Nondestructive Testing to Identify Delaminations Between HMA Layers, Volume 4 - Uncontrolled Evaluation Reports

Asphalt pavements with delamination problems experience considerable early damage because delaminations provide paths for moisture damage and the development of damage such as stripping, slippage cracks, and pavement deformation. Early detection of the existence, extent, and depth of delaminations in asphalt pavements is key for determining the appropriate rehabilitation strategy and thus extending the life of the given pavement. This report presents the findings of the first two phases of Strategic Highway Research Program 2 (SHRP 2) Renewal Project R06D, Nondestructive Testing to Identify Delaminations Between HMA Layers. The main objective of the project was to develop nondestructive testing (NDT) techniques capable of detecting and quantifying delaminations in hot-mix asphalt (HMA) pavements.

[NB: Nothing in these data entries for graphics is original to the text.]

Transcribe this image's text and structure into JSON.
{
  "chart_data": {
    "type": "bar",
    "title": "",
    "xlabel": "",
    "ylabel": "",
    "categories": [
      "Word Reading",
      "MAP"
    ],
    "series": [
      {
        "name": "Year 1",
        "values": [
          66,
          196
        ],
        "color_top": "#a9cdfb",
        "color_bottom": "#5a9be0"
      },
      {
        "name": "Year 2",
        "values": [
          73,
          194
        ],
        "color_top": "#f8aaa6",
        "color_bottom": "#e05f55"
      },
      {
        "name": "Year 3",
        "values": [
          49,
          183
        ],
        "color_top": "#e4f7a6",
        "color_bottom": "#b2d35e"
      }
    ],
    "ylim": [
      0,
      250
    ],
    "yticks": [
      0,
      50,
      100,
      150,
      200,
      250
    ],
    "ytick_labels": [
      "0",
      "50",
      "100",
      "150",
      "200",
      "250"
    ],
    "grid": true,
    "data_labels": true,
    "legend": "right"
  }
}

The NDT techniques should be applicable to construction, project design, and network-level assessments. During Phase 1 of the project, the research team evaluated NDT methods that could potentially detect the most typical delaminations in asphalt pavements. Both laboratory and field testing were conducted during this task. Based on the findings from this testing, the manufacturers of two promising technologies conducted further development of their products to meet the goals of this project in Phase 2. The two technologies advanced in this research were ground penetrating radar and impact echo/spectral analysis of surface waves. Additionally, the project developed guidelines and piloted both NDT technologies in collaboration with highway agencies. Once completed, the results from this additional scope of work will be published as an addendum to this report. This volume describes the field core verifications used in the development of NDT techniques capable of detecting and quantifying delaminations in HMA pavements.